Aslı Özge üçüncü uzun metrajlı çalışmasında sinemamızda artık ender rastlanan ‘kentli’ bir filme imza atıyor. Taşra ya da varoşta geçen ve bireyselden çok toplumsalı mesele edinen filmlerin arasında, sadece entelektüel bir çiftin orta yaş bunalımını ele alan konusuyla değil rafine anlatımıyla da öne çıkıyor Hayatboyu. Her planı ince ince tasarlanmış, titiz mizansen ve görüntü yönetiminin yanı sıra oyuncularının mükemmel performanslarıyla da övgüyü hak ediyor.
Ela bir güncel sanatçı, Can bir mimar. Biricik kızları çoktan yuvadan uçmuş. Ancak onunla birlikte oldukları sahnelerde bir aile olduklarını hissettiriyor film. Yoksa karı koca ve ebeveyn gibi değil, ev paylaşan bir çift gibiler... Her köşesine ellerinin değdiği belli olan çok hoş bir evde yaşıyorlar. Ela incecik, Can spor yapıyor. Seçkin bir çevrede sosyal yaşamları var. Giysilerinden iş ortamlarına dek sofistike bir hayat sürüyorlar...

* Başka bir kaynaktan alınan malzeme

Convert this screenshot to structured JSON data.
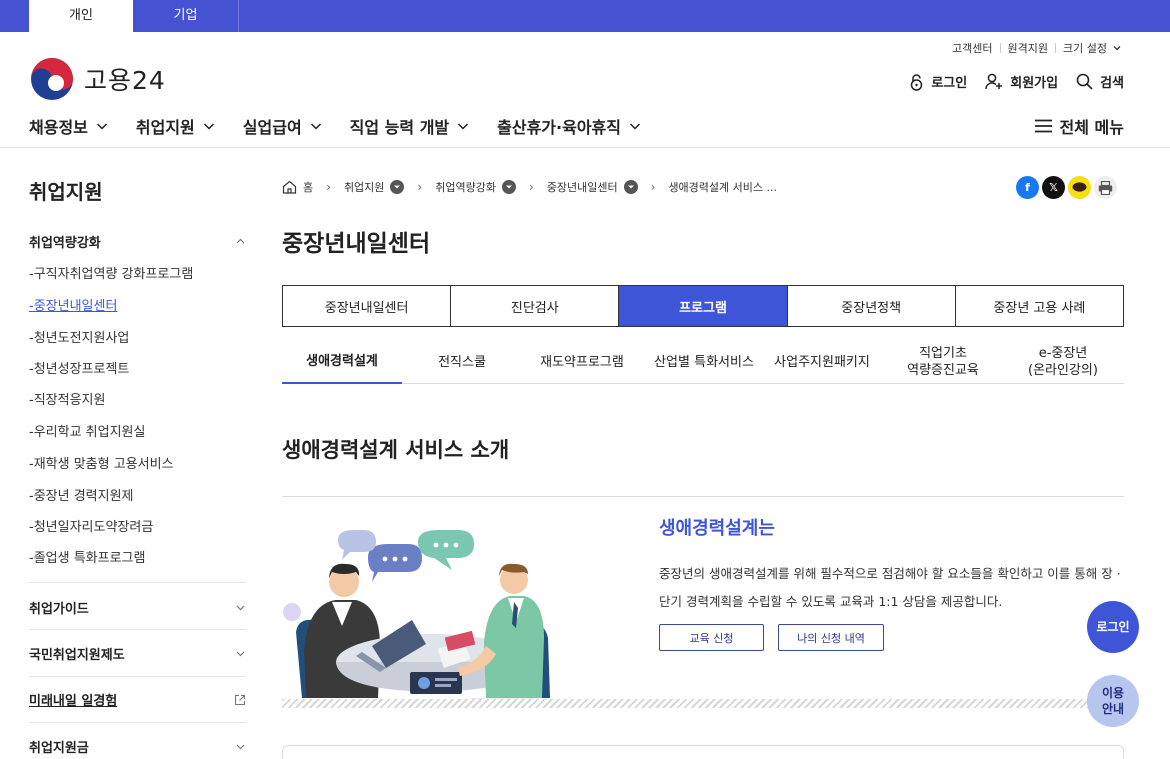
{
  "topbar": {
    "tabs": [
      "개인",
      "기업"
    ]
  },
  "header": {
    "util": [
      "고객센터",
      "원격지원",
      "크기 설정"
    ],
    "logo_text": "고용24",
    "actions": {
      "login": "로그인",
      "signup": "회원가입",
      "search": "검색"
    },
    "gnb": [
      "채용정보",
      "취업지원",
      "실업급여",
      "직업 능력 개발",
      "출산휴가·육아휴직"
    ],
    "all_menu": "전체 메뉴"
  },
  "sidebar": {
    "title": "취업지원",
    "section_open": "취업역량강화",
    "items": [
      "-구직자취업역량 강화프로그램",
      "-중장년내일센터",
      "-청년도전지원사업",
      "-청년성장프로젝트",
      "-직장적응지원",
      "-우리학교 취업지원실",
      "-재학생 맞춤형 고용서비스",
      "-중장년 경력지원제",
      "-청년일자리도약장려금",
      "-졸업생 특화프로그램"
    ],
    "sections": [
      "취업가이드",
      "국민취업지원제도",
      "미래내일 일경험",
      "취업지원금"
    ]
  },
  "breadcrumb": [
    "홈",
    "취업지원",
    "취업역량강화",
    "중장년내일센터",
    "생애경력설계 서비스 ..."
  ],
  "page_title": "중장년내일센터",
  "tabs": [
    "중장년내일센터",
    "진단검사",
    "프로그램",
    "중장년정책",
    "중장년 고용 사례"
  ],
  "active_tab": "프로그램",
  "subtabs": [
    "생애경력설계",
    "전직스쿨",
    "재도약프로그램",
    "산업별 특화서비스",
    "사업주지원패키지",
    "직업기초\n역량증진교육",
    "e-중장년\n(온라인강의)"
  ],
  "section_title": "생애경력설계 서비스 소개",
  "intro": {
    "heading": "생애경력설계는",
    "body": "중장년의 생애경력설계를 위해 필수적으로 점검해야 할 요소들을 확인하고 이를 통해 장 · 단기 경력계획을 수립할 수 있도록 교육과 1:1 상담을 제공합니다.",
    "btn_apply": "교육 신청",
    "btn_history": "나의 신청 내역"
  },
  "floating": {
    "login": "로그인",
    "guide": "이용\n안내"
  },
  "colors": {
    "primary": "#3f55d8",
    "topbar": "#4553d3"
  }
}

Kısa bir serimlemeden sonra film hemen sorusunu önümüze getiriyor: Peki bir hayat böyle sürer mi? Hayatboyu her şey olur da aşk yerinde durur mu? Bir yastıkta kocanır mı eskilerin dilediği gibi?
Ela ile Can, bağırıp çağırıp kavga etmek şöyle dursun, olağan şüpheli erkeğin daha genç bir kadınla macerası nedeniyle sekteye uğrayan ilişkilerini enine boyuna tartışmıyor bile! Ela, yeni bir eser tasarlıyor: Kocaman bir kaya parçasını sergi alanının girişine asıyor! Taş öyle çok okumaya açık bir metafor ki! Hatta filmin bütününde de her an her şeyi ezebilecek olan taşların ağırlığı hissediliyor.
Can, deprem ertesi Van’a gidince gerçek dünyayı, muhtemelen gençlik ideallerini hatırlıyor... Uçağın havaalanına iniş planı bile başlı başına bir tebdili mekanın, kendinden uzaklaşmanın etkisini hissettirir güçte.
Dünya prömiyerini Berlin Film Festivali Panorama Special bölümünde yapan Hayatboyu’nun neden Altın Ayı adayları arasında yer almadığı film endüstrisince sorgulanmıştı... Gerçekten de Hayatboyu, Aslı Özge’yi her platformda temsili hak eden, olgun bir sinemacı düzeyine taşıyor.
Filmin Künyesi
Yönetmen ve senarist: Aslı Özge
Oyuncular: Defne Halman, Hakan Çimenser, Süreyya Güzel, Gizem Akman, Onur Dikmen, Haktan Pak.